Nadleśniczy z Lubichowa Bronisław Schneider wyznaczy mi dwa szlaki, którymi mogę jechać samochodem - drogami, gdzie samochody nie mogą jeździć. Na marginesie - nadleśniczy się cieszył, że coś takiego można zrobić. Osiem koni dla lasu to nie jest źle. Gorzej jakby jechało z 15 - niszczyłyby runo leśne. Samochód jest potrzebny. Na przykład ktoś może złamać rękę, kogoś ukąsi żmija i trzeba wieźć... Jak koń narobi, to też trzeba posprzątać. Nie byłoby żadnego problemu z jazdą bryczką, ale to jest znowu angażowanie następnych dwóch koni. To są koszta. Dobre konie, ułożone do bryczki, to 15 tys. złotych. Specjalnie do bryczki, bo bywa, że do wozu z gumami pójdzie, ale do sanek nie. Potem lekcje powożenia - 35 złotych. Bryczka z oprzyrządowaniem - następne 10 tys. złotych. To wszystko nie jest takie tanie...

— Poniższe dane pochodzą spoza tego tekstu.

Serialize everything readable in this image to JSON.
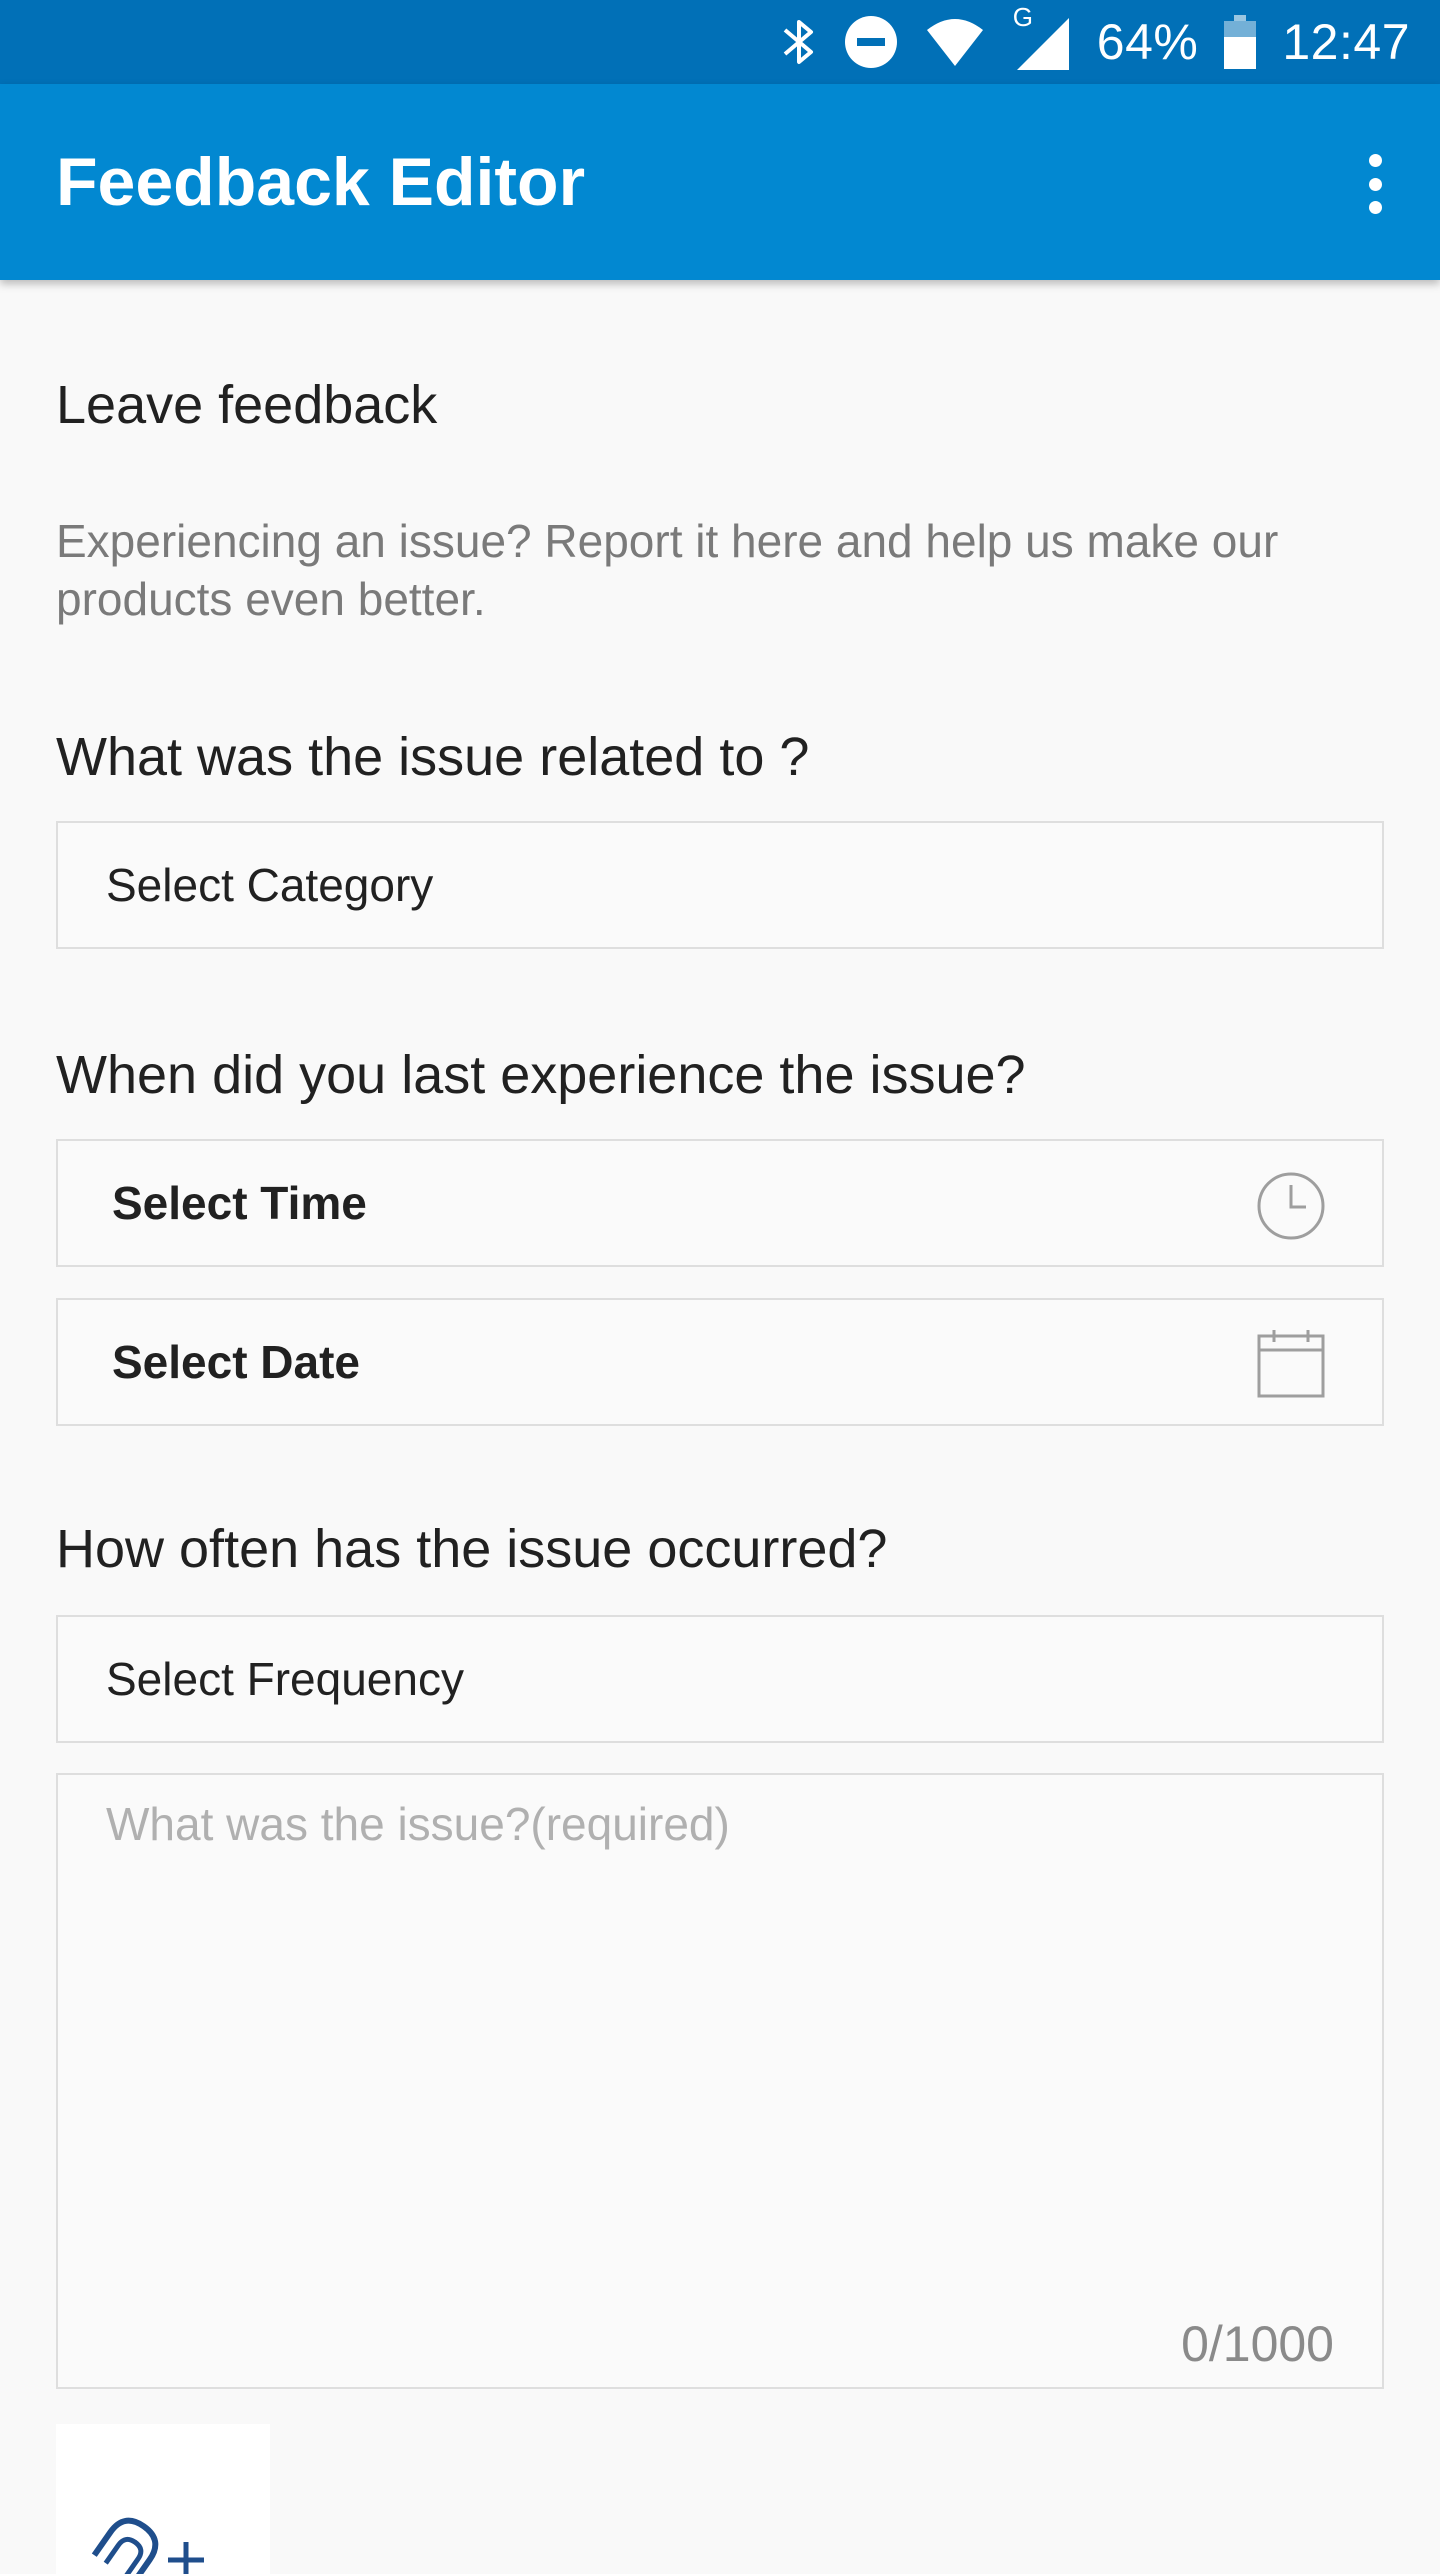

Czwarty dzień z Łubów - po normalnym noclegu, w normalnych pokojach, gościnnych dla małżeństwa - jedziemy na Ocypel, do Barbary Lewandowskiej. Potem z Ocypla wracamy do Łubów albo jedziemy do Borzechowa, do zajazdu pani Hanki Drószkowskiej. W sumie koło 200 kilometrów. Robimy też rajdy gwiaździste - baza cały czas w Bobowie, wypady: dziś - Łuby, jutro - Ocypel itd. Może być też organizowany rajd 6-osoby z udziałem tylko 4 konie, 50-kilometrowe. Trzech jedzie na koniach, trzech na rowerach. Mam rowery po 2 tys. zł. Ależ jada po piachach! .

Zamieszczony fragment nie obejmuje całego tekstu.